Exposure to Ti₃C₂T_x induced significant changes in the intestinal microbiota community of D. magna at the genus level (Supplementary Figure S4). Compared with the control group, 0.01 mg/L Ti₃C₂T_x decreased the abundances of Pseudomonas, Aeromonas, and Rhodobacteraceae in the intestines of D. magna, while increasing the abundances of Pedobacter and Bacillus. In contrast, 1.00 mg/L Ti₃C₂T_x reduced the abundances of Blastomonas, Pseudomonas, Aeromonas, and Chitinophagales, and elevated the abundances of Rhodobacteraceae, Bacillus, Acinetobacter, and Phascolarctobacterium in the Daphnids’ intestines (Supplementary Figure S4).

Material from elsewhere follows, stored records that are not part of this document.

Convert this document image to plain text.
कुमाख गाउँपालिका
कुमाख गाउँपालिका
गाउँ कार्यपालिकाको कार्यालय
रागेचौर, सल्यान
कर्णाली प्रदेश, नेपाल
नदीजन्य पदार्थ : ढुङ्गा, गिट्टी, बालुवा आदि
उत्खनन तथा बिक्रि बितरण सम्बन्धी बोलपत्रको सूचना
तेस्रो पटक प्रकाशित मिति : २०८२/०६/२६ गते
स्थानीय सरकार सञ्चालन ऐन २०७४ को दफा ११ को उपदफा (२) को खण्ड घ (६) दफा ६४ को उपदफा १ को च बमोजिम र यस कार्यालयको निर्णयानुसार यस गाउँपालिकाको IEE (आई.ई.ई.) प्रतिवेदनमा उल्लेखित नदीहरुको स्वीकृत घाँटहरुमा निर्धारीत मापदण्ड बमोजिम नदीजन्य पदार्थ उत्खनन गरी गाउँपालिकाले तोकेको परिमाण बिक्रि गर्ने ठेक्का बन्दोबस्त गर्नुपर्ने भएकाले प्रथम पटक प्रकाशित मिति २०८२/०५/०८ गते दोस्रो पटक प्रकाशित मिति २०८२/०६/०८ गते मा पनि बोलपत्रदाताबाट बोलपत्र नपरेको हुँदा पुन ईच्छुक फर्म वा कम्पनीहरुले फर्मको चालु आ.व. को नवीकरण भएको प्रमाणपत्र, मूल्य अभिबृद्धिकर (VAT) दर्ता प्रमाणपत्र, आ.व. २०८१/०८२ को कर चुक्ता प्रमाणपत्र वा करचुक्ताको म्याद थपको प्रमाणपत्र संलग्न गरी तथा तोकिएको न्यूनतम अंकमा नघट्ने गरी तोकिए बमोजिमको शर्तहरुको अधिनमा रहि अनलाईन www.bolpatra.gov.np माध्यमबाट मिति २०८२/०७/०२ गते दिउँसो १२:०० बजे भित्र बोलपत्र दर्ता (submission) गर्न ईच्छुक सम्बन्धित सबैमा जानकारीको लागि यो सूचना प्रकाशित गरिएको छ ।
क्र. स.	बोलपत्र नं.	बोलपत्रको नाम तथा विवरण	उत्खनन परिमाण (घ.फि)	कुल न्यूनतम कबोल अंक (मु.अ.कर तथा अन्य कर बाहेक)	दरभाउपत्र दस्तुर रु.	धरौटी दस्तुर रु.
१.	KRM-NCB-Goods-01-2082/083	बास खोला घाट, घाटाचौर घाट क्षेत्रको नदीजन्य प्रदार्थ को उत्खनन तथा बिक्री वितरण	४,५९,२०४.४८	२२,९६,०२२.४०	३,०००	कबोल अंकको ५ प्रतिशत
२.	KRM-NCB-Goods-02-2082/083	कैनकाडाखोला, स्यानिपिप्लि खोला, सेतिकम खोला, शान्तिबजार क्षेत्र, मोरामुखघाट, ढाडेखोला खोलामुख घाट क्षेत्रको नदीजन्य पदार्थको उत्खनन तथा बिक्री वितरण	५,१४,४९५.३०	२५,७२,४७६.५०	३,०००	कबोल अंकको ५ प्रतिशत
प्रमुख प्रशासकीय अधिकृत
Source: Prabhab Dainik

Predictions of gut microbial functions indicated that Ti₃C₂T_x exposure induced significant differences in the abundance of gut microbial functional groups associated with the growth and development of D. magna (Figure 5). Among the functional categories directly related to the growth and development of D. magna, exposure to 0.01 and 1 mg/L Ti₃C₂T_x both decreased the abundances of amino acid transport and metabolism, energy production and conversion, and posttranslational modification, protein turnover, chaperones. Exposure to 0.01 mg/L Ti₃C₂T_x significantly reduced the abundances of inorganic ion transport and metabolism, replication, recombination and repair, cell membrane biogenesis, carbohydrate transport and metabolism, and nucleotide transport and metabolism (Figure 5A). For the functional categories indirectly associated with D. magna growth and development, exposure to 0.01 and 1 mg/L Ti₃C₂T_x both decreased the abundance of the cell motility functional category and increased that of the cytoskeleton functional category (Figure 5B).